Das Qualitätssiegel Mädchen- und Frauenschach wurde überarbeitet und kann Vereine bei ihrer Arbeit unterstützen. Weitere Informationen finden sich unter:

Seit 2013 gibt es das Mädchenschachpatent der Deutschen Schachjugend: Weitere Informationen

Neue Ideen:

  • Mixed-Pokale (landesintern oder länderübergreifend) zur Förderung gemischter Teams

Optimale Förderung von Mädchen und Frauen in Mannschaften

(Carolin Gatzke)

Für eine erfolgreiche Förderung von Mädchen und Frauen im Vereinsschach sind mehrere Aspekte entscheidend:

Analyse der Vereinssituation

Zunächst sollte die aktuelle Situation im Verein oder in der Schule analysiert werden. Dabei ist es wichtig, von Anfang an die Sichtbarkeit der Mädchen untereinander zu gewährleisten, damit sie sich gegenseitig wahrnehmen und unterstützen können.

Spielpraxis und Mannschaftswettbewerbe

  • Organisation von Gastspielerinnen: Bei Bedarf können Gastspielerinnen eingebunden werden, um die Mannschaftsstärke zu erhöhen
  • Spielpraxis durch Mannschaftswettbewerbe: Regelmäßige Teilnahme an Mannschaftswettbewerben fördert die Spielstärke und Motivation
  • Socializing und Gruppendynamik: Das soziale Miteinander und die Dynamik der Gruppe sind wichtige Erfolgsfaktoren
  • Offene Meisterschaften nutzen: Auch offene Turniere bieten wertvolle Spielpraxis

Wichtige Grundsätze

  • Wertigkeit der Bretter: Die Einteilung der Brettfolge sollte mit den Spielerinnen abgestimmt und fair gestaltet werden
  • Freiwilligkeit: Die Teilnahme an Turnieren und Mädchengruppen sollte freiwillig erfolgen, um intrinsische Motivation zu fördern

Best Practice: Die Schachtulpen Hamburg

(Silke Schwartau, Hamburg)

Das Hamburger Projekt “Die Schachtulpen” zeigt erfolgreiche Wege auf, wie Mädchen- und Frauenschach ohne festen Vereinsraum funktionieren kann.

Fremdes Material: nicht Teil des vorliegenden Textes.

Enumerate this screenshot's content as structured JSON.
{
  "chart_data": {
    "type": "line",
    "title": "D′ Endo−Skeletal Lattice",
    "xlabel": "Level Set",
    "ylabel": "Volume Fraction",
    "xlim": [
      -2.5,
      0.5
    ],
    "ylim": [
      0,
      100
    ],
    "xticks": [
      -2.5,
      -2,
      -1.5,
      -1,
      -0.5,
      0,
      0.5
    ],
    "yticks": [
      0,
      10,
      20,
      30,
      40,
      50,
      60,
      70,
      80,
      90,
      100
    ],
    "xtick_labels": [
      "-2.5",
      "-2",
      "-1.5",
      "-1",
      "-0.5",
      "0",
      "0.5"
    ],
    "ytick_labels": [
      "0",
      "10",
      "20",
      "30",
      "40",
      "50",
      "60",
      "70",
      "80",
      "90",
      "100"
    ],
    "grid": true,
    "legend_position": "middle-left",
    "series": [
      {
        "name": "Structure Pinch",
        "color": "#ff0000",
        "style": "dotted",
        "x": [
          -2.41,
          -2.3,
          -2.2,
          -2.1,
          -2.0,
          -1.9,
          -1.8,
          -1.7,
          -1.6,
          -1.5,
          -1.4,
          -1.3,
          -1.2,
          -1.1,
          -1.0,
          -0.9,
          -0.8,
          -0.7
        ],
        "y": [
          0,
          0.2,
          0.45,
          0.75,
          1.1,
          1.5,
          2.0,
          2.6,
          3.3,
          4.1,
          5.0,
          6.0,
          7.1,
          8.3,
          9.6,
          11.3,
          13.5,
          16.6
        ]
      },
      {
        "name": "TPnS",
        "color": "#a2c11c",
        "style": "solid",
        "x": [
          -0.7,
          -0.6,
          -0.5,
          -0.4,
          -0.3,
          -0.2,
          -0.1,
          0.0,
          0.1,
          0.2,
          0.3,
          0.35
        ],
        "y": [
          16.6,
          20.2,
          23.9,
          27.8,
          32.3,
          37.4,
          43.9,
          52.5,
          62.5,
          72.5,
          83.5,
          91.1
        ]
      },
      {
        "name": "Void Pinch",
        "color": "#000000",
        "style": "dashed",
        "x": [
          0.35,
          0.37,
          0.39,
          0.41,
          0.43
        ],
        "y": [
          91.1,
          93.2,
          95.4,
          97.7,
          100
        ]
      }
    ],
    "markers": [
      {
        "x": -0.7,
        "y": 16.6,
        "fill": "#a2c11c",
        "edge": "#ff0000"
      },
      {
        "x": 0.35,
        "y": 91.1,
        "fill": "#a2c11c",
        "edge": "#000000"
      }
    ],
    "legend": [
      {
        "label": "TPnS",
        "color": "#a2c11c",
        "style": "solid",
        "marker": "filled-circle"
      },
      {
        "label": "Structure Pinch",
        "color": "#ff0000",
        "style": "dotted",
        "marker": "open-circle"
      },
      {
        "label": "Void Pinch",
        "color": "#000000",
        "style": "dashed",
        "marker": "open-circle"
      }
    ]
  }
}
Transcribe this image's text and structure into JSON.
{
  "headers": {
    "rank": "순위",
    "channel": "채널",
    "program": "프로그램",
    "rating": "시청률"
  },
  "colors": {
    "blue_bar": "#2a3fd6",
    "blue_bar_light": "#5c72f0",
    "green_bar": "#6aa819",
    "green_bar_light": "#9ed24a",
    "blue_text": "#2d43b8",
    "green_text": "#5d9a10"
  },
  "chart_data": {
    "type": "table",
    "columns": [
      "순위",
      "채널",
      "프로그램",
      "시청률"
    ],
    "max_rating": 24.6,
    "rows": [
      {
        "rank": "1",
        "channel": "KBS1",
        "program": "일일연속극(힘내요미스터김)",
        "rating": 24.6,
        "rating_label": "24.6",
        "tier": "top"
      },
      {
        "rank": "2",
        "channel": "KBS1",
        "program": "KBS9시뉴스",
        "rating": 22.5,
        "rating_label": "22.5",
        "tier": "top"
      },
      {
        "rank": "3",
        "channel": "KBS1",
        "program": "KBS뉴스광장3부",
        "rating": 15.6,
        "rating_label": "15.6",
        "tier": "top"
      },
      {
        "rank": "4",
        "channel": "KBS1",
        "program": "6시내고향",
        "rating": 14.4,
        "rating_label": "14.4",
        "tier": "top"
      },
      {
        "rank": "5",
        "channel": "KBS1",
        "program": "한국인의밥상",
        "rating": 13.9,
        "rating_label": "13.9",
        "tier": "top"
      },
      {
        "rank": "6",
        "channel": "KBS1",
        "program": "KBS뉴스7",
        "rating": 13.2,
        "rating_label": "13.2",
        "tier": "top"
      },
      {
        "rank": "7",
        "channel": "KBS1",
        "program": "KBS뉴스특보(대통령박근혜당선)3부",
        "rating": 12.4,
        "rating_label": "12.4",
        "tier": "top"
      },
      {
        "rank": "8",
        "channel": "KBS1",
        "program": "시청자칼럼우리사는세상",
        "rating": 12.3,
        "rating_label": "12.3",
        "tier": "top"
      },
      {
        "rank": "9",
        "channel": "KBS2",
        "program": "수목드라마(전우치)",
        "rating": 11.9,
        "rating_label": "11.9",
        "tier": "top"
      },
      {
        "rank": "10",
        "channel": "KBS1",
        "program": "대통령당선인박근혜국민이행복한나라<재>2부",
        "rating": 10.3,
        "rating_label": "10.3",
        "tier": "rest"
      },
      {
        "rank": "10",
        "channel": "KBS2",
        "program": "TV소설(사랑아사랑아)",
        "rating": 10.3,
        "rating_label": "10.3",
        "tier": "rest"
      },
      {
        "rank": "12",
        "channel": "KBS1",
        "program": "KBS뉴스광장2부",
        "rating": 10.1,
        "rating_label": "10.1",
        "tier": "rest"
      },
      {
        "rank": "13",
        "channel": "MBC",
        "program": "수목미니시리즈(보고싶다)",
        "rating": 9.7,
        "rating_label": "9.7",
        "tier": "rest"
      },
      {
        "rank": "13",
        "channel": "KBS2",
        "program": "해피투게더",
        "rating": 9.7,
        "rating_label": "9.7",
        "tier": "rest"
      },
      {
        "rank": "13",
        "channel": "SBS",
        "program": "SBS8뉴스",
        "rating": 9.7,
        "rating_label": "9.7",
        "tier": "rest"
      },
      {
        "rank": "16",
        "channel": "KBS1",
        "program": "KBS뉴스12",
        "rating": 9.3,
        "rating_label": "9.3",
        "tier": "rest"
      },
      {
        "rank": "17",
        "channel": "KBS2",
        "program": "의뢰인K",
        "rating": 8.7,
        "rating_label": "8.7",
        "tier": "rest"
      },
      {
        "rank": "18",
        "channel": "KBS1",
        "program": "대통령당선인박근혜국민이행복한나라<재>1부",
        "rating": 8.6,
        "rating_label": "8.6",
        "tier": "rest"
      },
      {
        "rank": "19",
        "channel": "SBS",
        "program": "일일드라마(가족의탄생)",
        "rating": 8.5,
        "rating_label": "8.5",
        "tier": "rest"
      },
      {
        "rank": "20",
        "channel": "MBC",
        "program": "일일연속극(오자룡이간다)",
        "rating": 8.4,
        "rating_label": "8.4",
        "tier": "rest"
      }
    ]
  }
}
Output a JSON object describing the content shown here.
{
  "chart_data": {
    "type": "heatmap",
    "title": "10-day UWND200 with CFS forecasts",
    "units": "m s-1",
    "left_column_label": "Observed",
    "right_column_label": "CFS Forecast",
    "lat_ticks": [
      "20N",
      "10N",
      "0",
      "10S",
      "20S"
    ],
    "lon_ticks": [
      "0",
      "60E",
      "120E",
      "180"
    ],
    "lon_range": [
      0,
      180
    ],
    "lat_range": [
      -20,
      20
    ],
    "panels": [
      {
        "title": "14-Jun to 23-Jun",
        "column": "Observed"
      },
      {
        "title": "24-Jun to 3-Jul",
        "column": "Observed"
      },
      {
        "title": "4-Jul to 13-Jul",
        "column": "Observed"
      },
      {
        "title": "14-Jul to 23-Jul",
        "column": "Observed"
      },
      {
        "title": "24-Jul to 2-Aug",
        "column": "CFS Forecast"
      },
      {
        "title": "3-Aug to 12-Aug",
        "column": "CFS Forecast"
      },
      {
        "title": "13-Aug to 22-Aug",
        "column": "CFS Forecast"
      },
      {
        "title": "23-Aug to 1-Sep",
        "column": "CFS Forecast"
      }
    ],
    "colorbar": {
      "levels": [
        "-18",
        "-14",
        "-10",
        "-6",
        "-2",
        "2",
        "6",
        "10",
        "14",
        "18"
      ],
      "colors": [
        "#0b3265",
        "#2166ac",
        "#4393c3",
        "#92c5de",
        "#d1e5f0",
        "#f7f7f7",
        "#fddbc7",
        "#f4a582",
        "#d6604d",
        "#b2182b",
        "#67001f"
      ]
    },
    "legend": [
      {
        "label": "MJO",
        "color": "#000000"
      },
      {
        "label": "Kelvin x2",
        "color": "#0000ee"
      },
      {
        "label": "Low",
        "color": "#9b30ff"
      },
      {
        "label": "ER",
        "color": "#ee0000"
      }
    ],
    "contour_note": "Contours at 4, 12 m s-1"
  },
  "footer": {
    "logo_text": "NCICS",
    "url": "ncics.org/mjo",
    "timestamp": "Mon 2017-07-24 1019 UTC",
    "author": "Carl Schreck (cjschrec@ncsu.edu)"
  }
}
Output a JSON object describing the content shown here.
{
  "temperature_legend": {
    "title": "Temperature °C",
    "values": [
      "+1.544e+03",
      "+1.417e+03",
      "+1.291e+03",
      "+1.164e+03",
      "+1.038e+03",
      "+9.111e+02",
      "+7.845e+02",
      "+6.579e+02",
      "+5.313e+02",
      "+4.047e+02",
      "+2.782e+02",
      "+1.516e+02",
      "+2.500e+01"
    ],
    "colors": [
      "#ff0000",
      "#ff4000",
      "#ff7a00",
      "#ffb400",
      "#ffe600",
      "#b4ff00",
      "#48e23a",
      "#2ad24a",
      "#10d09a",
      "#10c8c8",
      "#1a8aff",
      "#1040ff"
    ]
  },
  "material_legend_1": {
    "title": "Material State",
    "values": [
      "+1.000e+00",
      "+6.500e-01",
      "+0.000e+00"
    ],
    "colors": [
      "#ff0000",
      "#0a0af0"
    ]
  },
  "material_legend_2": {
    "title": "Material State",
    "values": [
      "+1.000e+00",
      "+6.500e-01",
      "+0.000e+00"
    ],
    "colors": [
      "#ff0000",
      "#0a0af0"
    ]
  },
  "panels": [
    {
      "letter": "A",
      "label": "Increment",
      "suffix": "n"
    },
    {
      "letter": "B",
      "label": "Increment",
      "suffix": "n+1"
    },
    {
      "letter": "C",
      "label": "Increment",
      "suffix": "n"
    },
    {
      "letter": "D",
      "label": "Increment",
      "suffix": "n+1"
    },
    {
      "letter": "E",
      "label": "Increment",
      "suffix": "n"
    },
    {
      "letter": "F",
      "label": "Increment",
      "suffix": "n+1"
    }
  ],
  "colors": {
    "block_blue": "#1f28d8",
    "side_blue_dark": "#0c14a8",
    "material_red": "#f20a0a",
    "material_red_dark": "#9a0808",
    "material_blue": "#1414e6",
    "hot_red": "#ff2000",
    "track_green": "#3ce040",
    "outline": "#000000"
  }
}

Vom Frauenschach zum Mädchenschach

  • Spielort ohne festen Raum: Die Arbeit funktioniert auch ohne eigene Räumlichkeiten sehr gut
  • Gaststätten als Spielorte: Oft unproblematisch und mit positiver Zusammenarbeit seitens der Gaststättenbetreiber
  • Sichtbarkeit auf der Vereinswebseite: Ein eigener Bereich für Frauenschach schafft Aufmerksamkeit und Identifikation
  • Interesse bei Frauen: Viele Frauen interessieren sich für Breitensport-Schach, auch Mütter von schachspielenden Kindern

Erfolgreiche Formate

  • Familienschach-Turniere: Organisation über die Kinder, inklusive gezielter Ansprache der Eltern
  • Arbeitshefte: Ansprechend gestaltete Arbeitshefte, insbesondere für das Schulschach, sprechen Mädchen besser an
  • Mädchenschachhefte: Speziell auf die Zielgruppe zugeschnittenes Material erhöht die Attraktivität

Finanzierungsmöglichkeiten


Wie können wir mehr Spielerinnen gewinnen?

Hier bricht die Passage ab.